Named children in a tree-sitter AST skip anonymous tokens (keywords, punctuation, operators). The source text between consecutive named children contains these tokens. The walker captures each gap as an interstitial-N constraint with a companion interstitial-N-start-byte constraint storing the byte position.

Example: for function add(a, b) { return a + b; }, the function_declaration node’s named children might be add, formal_parameters, statement_block. The interstitials are:

  • interstitial-0: "function " (before add, position 0)
  • interstitial-1: "" (between add and formal_parameters, adjacent)
  • interstitial-2: " " (between formal_parameters and statement_block)
  • interstitial-3: "" (trailing, if any)

27.5 Emission pipeline

emit_from_schema collects ALL text fragments from the schema:

  1. Leaf literal-value constraints with their start-byte positions
  2. interstitial-N constraints with their interstitial-N-start-byte positions

Fragments are sorted by byte position and concatenated.
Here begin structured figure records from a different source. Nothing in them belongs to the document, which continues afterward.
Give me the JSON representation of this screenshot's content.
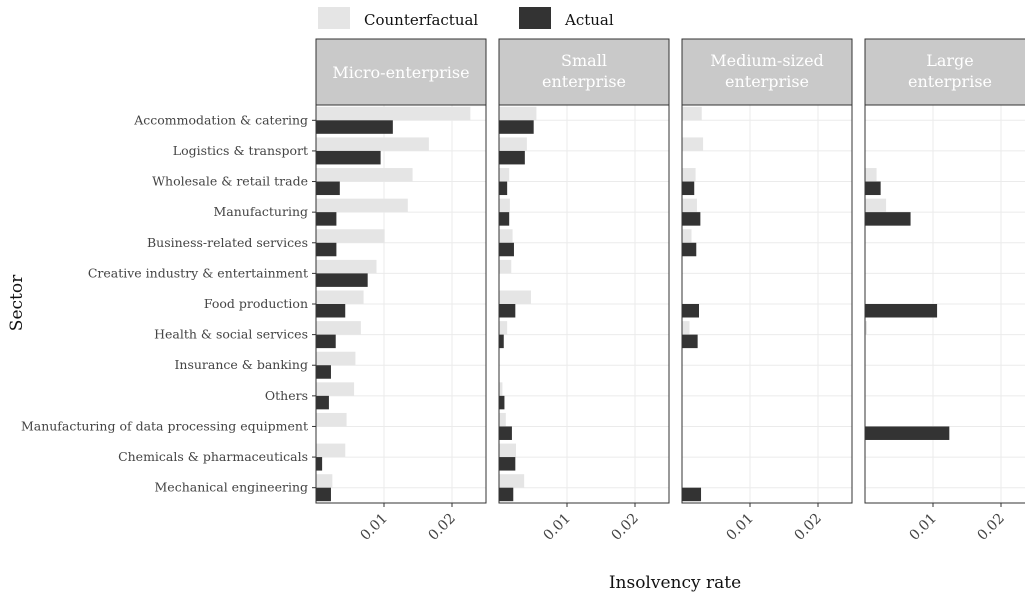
{
  "legend": {
    "items": [
      {
        "label": "Counterfactual",
        "color": "#e5e5e5"
      },
      {
        "label": "Actual",
        "color": "#333333"
      }
    ]
  },
  "chart_data": {
    "type": "bar",
    "orientation": "horizontal",
    "xlabel": "Insolvency rate",
    "ylabel": "Sector",
    "xlim": [
      0,
      0.025
    ],
    "x_ticks": [
      0.01,
      0.02
    ],
    "x_tick_labels": [
      "0.01",
      "0.02"
    ],
    "grid": true,
    "legend_position": "top",
    "categories": [
      "Accommodation & catering",
      "Logistics & transport",
      "Wholesale & retail trade",
      "Manufacturing",
      "Business-related services",
      "Creative industry & entertainment",
      "Food production",
      "Health & social services",
      "Insurance & banking",
      "Others",
      "Manufacturing of data processing equipment",
      "Chemicals & pharmaceuticals",
      "Mechanical engineering"
    ],
    "panels": [
      {
        "title": "Micro-enterprise",
        "series": [
          {
            "name": "Counterfactual",
            "values": [
              0.0227,
              0.0166,
              0.0142,
              0.0135,
              0.0101,
              0.0089,
              0.007,
              0.0066,
              0.0058,
              0.0056,
              0.0045,
              0.0043,
              0.0024
            ]
          },
          {
            "name": "Actual",
            "values": [
              0.0113,
              0.0095,
              0.0035,
              0.003,
              0.003,
              0.0076,
              0.0043,
              0.0029,
              0.0022,
              0.0019,
              0.0,
              0.0009,
              0.0022
            ]
          }
        ]
      },
      {
        "title": "Small enterprise",
        "series": [
          {
            "name": "Counterfactual",
            "values": [
              0.0055,
              0.0041,
              0.0015,
              0.0016,
              0.002,
              0.0018,
              0.0047,
              0.0012,
              0.0,
              0.0005,
              0.001,
              0.0025,
              0.0037
            ]
          },
          {
            "name": "Actual",
            "values": [
              0.0051,
              0.0038,
              0.0012,
              0.0015,
              0.0022,
              0.0,
              0.0024,
              0.0007,
              0.0,
              0.0008,
              0.0019,
              0.0024,
              0.0021
            ]
          }
        ]
      },
      {
        "title": "Medium-sized enterprise",
        "series": [
          {
            "name": "Counterfactual",
            "values": [
              0.0029,
              0.0031,
              0.002,
              0.0022,
              0.0014,
              0.0,
              0.0,
              0.0011,
              0.0,
              0.0,
              0.0,
              0.0,
              0.0
            ]
          },
          {
            "name": "Actual",
            "values": [
              0.0,
              0.0,
              0.0018,
              0.0027,
              0.0021,
              0.0,
              0.0025,
              0.0023,
              0.0,
              0.0,
              0.0,
              0.0,
              0.0028
            ]
          }
        ]
      },
      {
        "title": "Large enterprise",
        "series": [
          {
            "name": "Counterfactual",
            "values": [
              0.0,
              0.0,
              0.0017,
              0.0031,
              0.0,
              0.0,
              0.0,
              0.0003,
              0.0,
              0.0,
              0.0,
              0.0,
              0.0
            ]
          },
          {
            "name": "Actual",
            "values": [
              0.0,
              0.0,
              0.0023,
              0.0067,
              0.0,
              0.0,
              0.0106,
              0.0,
              0.0,
              0.0,
              0.0124,
              0.0,
              0.0
            ]
          }
        ]
      }
    ]
  }
}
Overlapping fragments (where a parent’s interstitial covers a child’s literal range) are deduplicated by tracking a cursor position.

27.6 LanguageParser infrastructure

All 10 language parsers share the LanguageParser struct, which holds:

  • The tree-sitter Language object
  • The auto-derived ExtractedTheoryMeta
  • The panproto Protocol definition
  • A WalkerConfig with per-language scope and block kind hints

LanguageParser::new converts a LanguageFn to a Language; from_language accepts a pre-constructed Language (used by Kotlin, which has an older tree-sitter API).

27.7 Design decisions

Why auto-derive theories instead of hand-writing them? Hand-written vertex kind lists drift from the grammar. Auto-derivation ensures the theory is always in sync. Adding a new language is: cargo add tree-sitter-<lang> + extract.

Why interstitial text instead of anonymous token vertices? Creating vertices for every {, }, (, ), ;, keyword would massively increase schema size. Interstitial text is compact (one string per gap) and sufficient for exact round-trip emission.

Why #[rustfmt::skip] on classification functions? The classify_jittable_builtin and classify_runtime_builtin functions are large match expressions mapping 50 enum variants. rustfmt expands single-line arms to 3 lines, pushing the function over clippy’s line limit. #[rustfmt::skip] keeps them compact without hiding real code.